Assessment of methotrexate hepatotoxicity in psoriasis patients: a prospective evaluation of four serum fibrosis markers
Abstrakt
Low-dose oral methotrexate (MTX) is an effective immunosuppressive therapy for chronic plaque psoriasis. However, its use is hampered by the risk of liver fibrosis.
The study compared the results of serial measurements of serum fibrosis markers during the remission-induction phase of treatment with MTX to those of patients on biologic therapy and long-term MTX therapy (> 2 years). Serum concentrations of hyaluronic acid (HA), N-terminal propeptide of collagen type III (PIIINP) and the results of two multi-test algorithms Fibrotest and Hepascore were evaluated in patients with chronic plaque psoriasis (N=24, age: 28-79 years, baseline psoriasis area and severity index PASI 13.5, range 2.2-33) at baseline and weeks 16 and 26 after the start of pharmacokinetically-guided therapy with MTX (Group A).

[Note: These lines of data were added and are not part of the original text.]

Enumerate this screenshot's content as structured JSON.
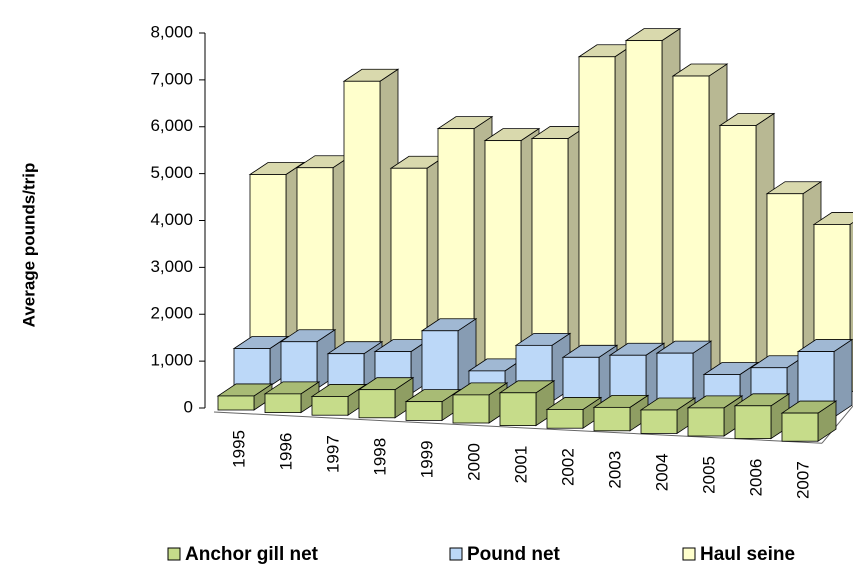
{
  "chart_data": {
    "type": "bar3d",
    "y_label": "Average pounds/trip",
    "categories": [
      "1995",
      "1996",
      "1997",
      "1998",
      "1999",
      "2000",
      "2001",
      "2002",
      "2003",
      "2004",
      "2005",
      "2006",
      "2007"
    ],
    "series": [
      {
        "name": "Anchor gill net",
        "color": "#c6dc8a",
        "values": [
          300,
          400,
          400,
          600,
          400,
          600,
          700,
          400,
          500,
          500,
          600,
          700,
          600
        ]
      },
      {
        "name": "Pound net",
        "color": "#bcd8f8",
        "values": [
          800,
          1000,
          800,
          900,
          1400,
          600,
          1200,
          1000,
          1100,
          1200,
          800,
          1000,
          1400
        ]
      },
      {
        "name": "Haul seine",
        "color": "#ffffcc",
        "values": [
          4000,
          4200,
          6100,
          4300,
          5200,
          5000,
          5100,
          6900,
          7300,
          6600,
          5600,
          4200,
          3600
        ]
      }
    ],
    "ylim": [
      0,
      8000
    ],
    "yticks": [
      0,
      {
        "value": 1000,
        "label": "1,000"
      },
      {
        "value": 2000,
        "label": "2,000"
      },
      {
        "value": 3000,
        "label": "3,000"
      },
      {
        "value": 4000,
        "label": "4,000"
      },
      {
        "value": 5000,
        "label": "5,000"
      },
      {
        "value": 6000,
        "label": "6,000"
      },
      {
        "value": 7000,
        "label": "7,000"
      },
      {
        "value": 8000,
        "label": "8,000"
      }
    ]
  }
}
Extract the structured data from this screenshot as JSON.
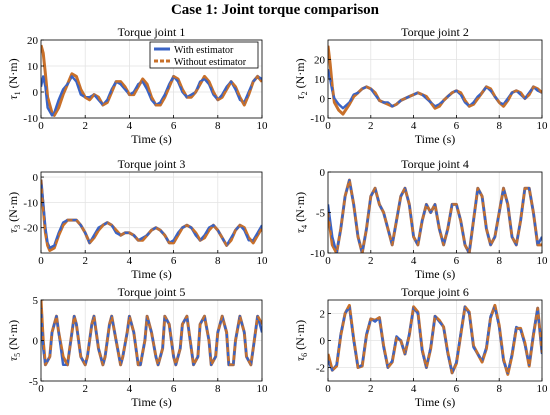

Patients on established therapy with biologics (N=15, Group B) and long-term MTX users (N=10, Group C) with the mean baseline PASI scores of 0.9 and 1.2 were studied in parallel cohorts. At baseline, HA, Hepascore and PIIINP were correlated with PASI of Group A patients.
At weeks 16 and 26, HA decreased by 48 % and 40 % (P<0.001) and Hepascore by 31 (P<0.01) and 20% (P<0.05), respectively. PASI75 (GREATER-THAN OR EQUAL TO75% improvement from baseline PASI) was observed in 76% of Group A patients by week 26 and the absolute decreases in PASI and both fibrosis markers were correlated (HA: r=0.49, P=0.018, Hepascore: r=0.47, P=0.022).
In contrast, no significant within-group differences were found in HA and Hepascore results of patients in the groups B and C. PIIINP and Fibrotest were stable in all groups.
It is concluded that the fibrosis markers hyaluronic acid and Hepascore (the multiple test algorithm which includes hyaluronic acid) are less liver specific and more prone to reflect psoriasis activity than PIIINP and Fibrotest.